Renaissance
Jheronimus Bosch était actif à Bois-le-Duc. Avec son langage visuel inventif plein de démons et de monstres, il développa un courant qui fut très important au XVIe siècle dans tout le nord-ouest de l’Europe. Le Jugement dernier, qui est partiellement de sa main, montre un paysage infernal plein de créatures imaginaires.
Pieter Pourbus a peint le Jugement dernier pour le Tribunal du Franc de Bruges, une circonscription administrative indépendante autour de Bruges, qui avait son siège sur le Burg (place du Bourg) à Bruges. À travers les nus monumentaux, il illustre sa connaissance de la Renaissance italienne. Il s’est aussi laissé influencer, consciemment ou inconsciemment, par les créatures fantastiques de Bosch.
Son beau-père Lancelot Blondeel était un homo universalis qui occupa une place particulière dans la production artistique brugeoise. Il intervenait souvent dans des projets à la fois comme concepteur et comme entrepreneur général. La réalisation de tableaux n’était qu’une de ses nombreuses activités. Dans Saint Luc peignant la Madone, il a intégré la scène dans un cadre doré peint et montre ainsi les possibilités illusionnistes qu’offre la peinture.
Sur le panneau central, le Christ apparaît à un monde de pécheurs, peuplé de personnages grotesques ou nus qui se conduisent mal ou sont torturés. Comme souvent chez l’artiste hors du commun qu’est Bosch, le vice et le péché sont au cœur de la représentation. Sur les volets latéraux, nous voyons l’issue du Jugement dernier : à gauche, les fidèles vertueux entrent au paradis, tandis qu’à droite, les pécheurs sont condamnés au feu de l’enfer.
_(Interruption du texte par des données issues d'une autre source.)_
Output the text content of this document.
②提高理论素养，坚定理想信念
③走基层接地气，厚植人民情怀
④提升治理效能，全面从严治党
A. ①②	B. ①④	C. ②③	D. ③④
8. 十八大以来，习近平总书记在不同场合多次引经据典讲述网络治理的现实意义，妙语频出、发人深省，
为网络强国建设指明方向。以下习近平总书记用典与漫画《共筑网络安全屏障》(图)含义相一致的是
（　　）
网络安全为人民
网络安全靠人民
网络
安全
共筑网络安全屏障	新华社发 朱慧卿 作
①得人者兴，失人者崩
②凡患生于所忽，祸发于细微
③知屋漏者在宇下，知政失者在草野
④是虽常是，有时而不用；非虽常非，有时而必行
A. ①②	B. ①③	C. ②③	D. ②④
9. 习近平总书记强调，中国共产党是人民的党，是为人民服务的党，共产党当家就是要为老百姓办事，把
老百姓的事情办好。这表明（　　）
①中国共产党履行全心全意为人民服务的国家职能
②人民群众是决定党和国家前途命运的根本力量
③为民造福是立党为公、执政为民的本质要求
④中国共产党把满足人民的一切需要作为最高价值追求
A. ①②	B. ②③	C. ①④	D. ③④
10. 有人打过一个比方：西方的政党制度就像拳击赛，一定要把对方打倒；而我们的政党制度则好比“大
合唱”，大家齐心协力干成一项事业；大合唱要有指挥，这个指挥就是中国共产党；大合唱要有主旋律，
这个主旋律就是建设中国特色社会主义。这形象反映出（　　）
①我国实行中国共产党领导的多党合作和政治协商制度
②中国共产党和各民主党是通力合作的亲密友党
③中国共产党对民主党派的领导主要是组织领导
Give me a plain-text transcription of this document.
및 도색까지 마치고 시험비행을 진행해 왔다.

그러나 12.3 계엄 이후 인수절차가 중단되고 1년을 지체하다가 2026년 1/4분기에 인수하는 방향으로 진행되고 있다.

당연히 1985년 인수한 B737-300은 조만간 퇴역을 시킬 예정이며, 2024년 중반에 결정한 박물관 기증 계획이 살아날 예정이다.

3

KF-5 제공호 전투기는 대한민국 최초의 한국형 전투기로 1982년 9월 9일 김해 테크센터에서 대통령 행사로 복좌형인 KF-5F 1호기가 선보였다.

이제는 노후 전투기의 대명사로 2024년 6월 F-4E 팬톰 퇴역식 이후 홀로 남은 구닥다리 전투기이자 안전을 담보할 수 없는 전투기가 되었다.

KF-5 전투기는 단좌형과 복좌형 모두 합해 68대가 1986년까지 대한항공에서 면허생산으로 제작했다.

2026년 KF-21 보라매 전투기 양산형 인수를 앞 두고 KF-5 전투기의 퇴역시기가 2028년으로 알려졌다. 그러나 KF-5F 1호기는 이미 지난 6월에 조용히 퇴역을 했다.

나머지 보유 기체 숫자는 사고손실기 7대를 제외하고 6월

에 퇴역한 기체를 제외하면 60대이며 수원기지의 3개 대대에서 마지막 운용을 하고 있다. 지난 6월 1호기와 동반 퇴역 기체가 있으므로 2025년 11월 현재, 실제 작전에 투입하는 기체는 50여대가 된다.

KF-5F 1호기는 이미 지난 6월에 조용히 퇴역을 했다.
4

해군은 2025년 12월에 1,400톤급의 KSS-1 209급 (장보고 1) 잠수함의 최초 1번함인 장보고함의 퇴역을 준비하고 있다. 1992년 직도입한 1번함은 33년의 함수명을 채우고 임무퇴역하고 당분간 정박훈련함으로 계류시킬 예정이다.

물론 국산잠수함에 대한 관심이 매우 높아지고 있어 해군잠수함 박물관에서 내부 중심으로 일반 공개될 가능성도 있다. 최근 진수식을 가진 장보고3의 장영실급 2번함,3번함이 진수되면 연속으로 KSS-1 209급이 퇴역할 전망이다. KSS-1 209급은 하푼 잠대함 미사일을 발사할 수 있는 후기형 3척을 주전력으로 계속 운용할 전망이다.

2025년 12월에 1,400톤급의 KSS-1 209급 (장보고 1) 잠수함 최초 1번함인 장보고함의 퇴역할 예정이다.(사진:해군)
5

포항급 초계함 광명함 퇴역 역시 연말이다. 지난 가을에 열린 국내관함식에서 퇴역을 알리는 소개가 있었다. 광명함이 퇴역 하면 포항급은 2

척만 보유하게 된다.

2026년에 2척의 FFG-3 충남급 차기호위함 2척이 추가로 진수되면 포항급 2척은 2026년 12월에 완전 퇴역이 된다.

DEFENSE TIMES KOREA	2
Contempler un panneau de Jérôme Bosch est toujours un régal. Son imagination haute en couleur et son sens de l’absurde semblent sans limite. Observez, sur le panneau central du triptyque, les figures grotesques, les personnages nus qui se comportent de manière indécente ou qui sont martyrisés, les objets grossis de façon surréaliste, les folles associations. Sans cesse, on découvre de nouveaux détails en apparence amusants.
Mais les apparences sont trompeuses. En haut sur le panneau du milieu, le Christ apparaît au monde qui vit dans le péché. Il est entouré de saints et d’anges brandissant des trompettes. La fin des temps a sonné, et avec elle l’heure du Jugement dernier ! Les justes vont être récompensés et, à l’inverse, les pécheurs seront punis.
À gauche et à droite, nous voyons les conséquences : à gauche, les pieux peuvent entrer au paradis, tandis qu’à droite, les pécheurs sont dirigés vers les feux de l’enfer. Dans une scène du Jugement dernier, les morts ressuscitent aussi en général et ils sortent de leur tombe. Rien de tel chez l’incorrigible original qu’est Jérôme Bosch. Comme souvent chez lui, les vices et la dépravation sont au cœur de la représentation.
Ce tableau a récemment été restauré et a retrouvé tout son éclat. Prenez le temps de vous imprégner du langage visuel incomparable de Bosch. Il séduit toujours aujourd’hui !
Ce triptyque est consacré à trois saints qui s’étaient complètement retirés du monde, dans l’espoir de résister aux tentations du diable. Le panneau central montre Job, qui resta fidèle à Dieu malgré ses nombreuses mises à l’épreuve. Sur le volet gauche, saint Antoine repousse les assauts du démon en priant. Sur le volet droit, saint Jérôme se mortifie avec une pierre devant un crucifix.
Le puissant commandant militaire romain Marcus Licinius Crassus, qui forma le premier triumvirat avec Jules César et Pompée, était connu pour sa cupidité. Fait prisonnier lors d’une bataille, ses ennemis les Parthes lui versèrent de l’or liquide dans la bouche. Blondeel situe l’horrible scène dans un paysage de ruines, genre qui faisait la renommée de l’artiste auprès de ses contemporains.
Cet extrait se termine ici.